Selama ini, perusahaan pemilik SIUPPAK atau SIUKAK dalam melaksanakan kegiatan pengesahan PKL di Kesyahbandaran sebelum awak kapal ditempatkan ke luar negeri, perusahaan harus membuat akun perusahaan di laman resmi Kemenhub.
“Proses pengesahan PKL tersebut merupakan satu kesatuan dengan proses penyijilan pada dokumen Buku Pelaut yang dimiliki oleh awak kapal. Salah satu syarat wajib untuk membuat akun, adalah dengan mengunggah salinan dokumen SIUPPAK atau SIUKAK, barulah kemudian akun akan aktif (bisa digunakan) atau akun diaktifkan oleh admin pengelola laman Kemenhub. Lalu, proses permohonan pengesahan PKL dan penyijilan Buku Pelaut diajukan melalui akun itu secara online,” jelasnya lagi.
Di sisi lain, KP2MI mengatur dan menerbitkan Surat Izin Perusahaan Penempatan Pekerja Migran Indonesia (SIP3MI) dan Surat Izin Perekrutan Pekerja Migran Indonesia (SIP2MI) sesuai ketentuan UU No. 18 Tahun 2017 tentang Pelindungan Pekerja Migran Indonesia, yang diperkuat oleh PP Nomor 22 Tahun 2022 dan Permen KP2MI Nomor 1 dan 2 Tahun 2025.
Kemudian, KKP juga berperan dalam penerbitan Tanda Lulus Seleksi Teknis sebagai bagian dari syarat administratif bagi manning agency sesuai dengan PP No. 22 Tahun 2022 yang merupakan turunan dari UU No. 18 Tahun 2017.
Sehingga penyesuaian terhadap regulasi terbaru tidak hanya diperuntukkan bagi perusahaan manning agency penempatan awak kapal ke kapal luar negeri yang memiliki SIUPPAK atau SIUKAK saja.
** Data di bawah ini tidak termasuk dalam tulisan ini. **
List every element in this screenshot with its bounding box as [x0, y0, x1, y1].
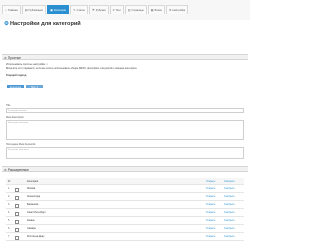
table-row: 7 Ростов-на-Дону Открыть Смотреть — [6, 233, 244, 241]
view-link[interactable]: Смотреть — [224, 193, 235, 201]
row-id: 5 — [8, 219, 10, 222]
table-row: 2 Зеленоград Открыть Смотреть — [6, 193, 244, 201]
row-checkbox[interactable] — [15, 212, 19, 216]
blocks-icon: ▦ — [150, 7, 154, 12]
section-advanced-header[interactable]: ⚙Расширенные — [2, 166, 248, 172]
tab-articles[interactable]: ✎ Статьи — [70, 5, 89, 14]
tab-categories[interactable]: ▣ Категории — [47, 5, 70, 14]
home-icon: ⌂ — [5, 7, 7, 12]
table-row: 6 Самара Открыть Смотреть — [6, 225, 244, 233]
view-link[interactable]: Смотреть — [224, 233, 235, 241]
tab-label: Настройки — [172, 8, 186, 12]
table-row: 1 Москва Открыть Смотреть — [6, 185, 244, 193]
tab-rubrics[interactable]: ⚑ Рубрики — [89, 5, 109, 14]
row-name: Самара — [27, 227, 36, 230]
open-link[interactable]: Открыть — [206, 217, 215, 225]
page-title-text: Настройки для категорий — [10, 21, 81, 27]
pages-icon: ▥ — [127, 7, 131, 12]
tab-label: Страницы — [131, 8, 144, 12]
row-id: 7 — [8, 235, 10, 238]
view-link[interactable]: Смотреть — [224, 185, 235, 193]
row-checkbox[interactable] — [15, 236, 19, 240]
view-link[interactable]: Смотреть — [224, 209, 235, 217]
open-link[interactable]: Открыть — [206, 201, 215, 209]
tab-tags[interactable]: # Теги — [109, 5, 124, 14]
row-id: 4 — [8, 211, 10, 214]
open-link[interactable]: Открыть — [206, 185, 215, 193]
categories-table: ID Категория Открыть Смотреть 1 Москва Отк… — [6, 178, 244, 241]
row-name: Балашиха — [27, 203, 39, 206]
folder-icon: ▣ — [50, 7, 53, 12]
tab-label: Главная — [7, 8, 18, 12]
article-icon: ✎ — [73, 7, 76, 12]
column-header-open: Открыть — [206, 180, 216, 183]
table-row: 5 Казань Открыть Смотреть — [6, 217, 244, 225]
meta-description-field[interactable]: Категория описание — [6, 120, 244, 140]
tab-label: Теги — [115, 8, 121, 12]
tab-label: Рубрики — [95, 8, 106, 12]
top-navigation-bar: ⌂ Главная ▤ Публикации ▣ Категории ✎ Статьи … — [0, 0, 250, 20]
table-header-row: ID Категория Открыть Смотреть — [6, 178, 244, 185]
tab-label: Блоки — [154, 8, 162, 12]
section-title: Простые — [7, 56, 21, 60]
settings-icon: ⚙ — [4, 168, 7, 172]
row-checkbox[interactable] — [15, 228, 19, 232]
table-row: 4 Санкт-Петербург Открыть Смотреть — [6, 209, 244, 217]
tab-label: Категории — [53, 8, 67, 12]
view-link[interactable]: Смотреть — [224, 225, 235, 233]
column-header-view: Смотреть — [224, 180, 235, 183]
open-link[interactable]: Открыть — [206, 209, 215, 217]
post-button[interactable]: Пост 1 — [25, 84, 44, 89]
file-icon: ▤ — [24, 7, 28, 12]
view-link[interactable]: Смотреть — [224, 217, 235, 225]
row-id: 6 — [8, 227, 10, 230]
open-link[interactable]: Открыть — [206, 233, 215, 241]
column-header-name: Категория — [27, 180, 39, 183]
tab-label: Публикации — [28, 8, 44, 12]
simple-settings-option[interactable]: Использовать простые настройки: ✓ — [6, 63, 49, 66]
table-row: 3 Балашиха Открыть Смотреть — [6, 201, 244, 209]
tab-label: Статьи — [76, 8, 86, 12]
section-simple-header[interactable]: ⚙Простые — [2, 54, 248, 60]
page-title: ⚙Настройки для категорий — [4, 21, 81, 28]
current-approach-heading: Текущий подход — [6, 74, 26, 77]
tab-publications[interactable]: ▤ Публикации — [21, 5, 47, 14]
meta-description-label: Meta Description — [6, 116, 24, 119]
meta-keywords-label: Последние Meta Keywords — [6, 143, 36, 146]
current-approach-text: Текущий подход — [6, 74, 27, 77]
tab-home[interactable]: ⌂ Главная — [2, 5, 21, 14]
meta-keywords-field[interactable]: Категория ключевые — [6, 147, 244, 159]
row-id: 3 — [8, 203, 10, 206]
row-checkbox[interactable] — [15, 188, 19, 192]
row-name: Казань — [27, 219, 35, 222]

Akan tetapi manning agency yang sudah memiliki SIP3MI dan belum memiliki bukti lulus seleksi teknis dari KKP pun harus menyesuaikan atau dengan kata lain harus melakukan kegiatan seleksi teknis di KKP.
“Sebagai wadah resmi para pelaku usaha keagenan awak kapal, APAKINDO berkomitmen untuk taat dan patuh terhadap seluruh regulasi yang dikeluarkan oleh ketiga lembaga tersebut. Kami percaya, kepatuhan terhadap aturan hukum nasional adalah kunci untuk menciptakan tata kelola penempatan pelaut yang lebih tertib dan berintegritas,” tutur Riza.
Selain itu, APAKINDO mendorong pemerintah untuk segera melakukan harmonisasi dan penyelarasan kebijakan lintas sektor.
“Dengan regulasi yang lebih terintegrasi dan sederhana, sehingga iklim usaha keagenan awak kapal menjadi lebih positif, sekaligus membuka peluang kerja lebih luas bagi masyarakat selaras dengan visi Presiden Prabowo Subianto dalam mewujudkan Asta Cita, khususnya pada peningkatan kesempatan kerja dan pelindungan terhadap tenaga kerja Indonesia,” pungkasnya.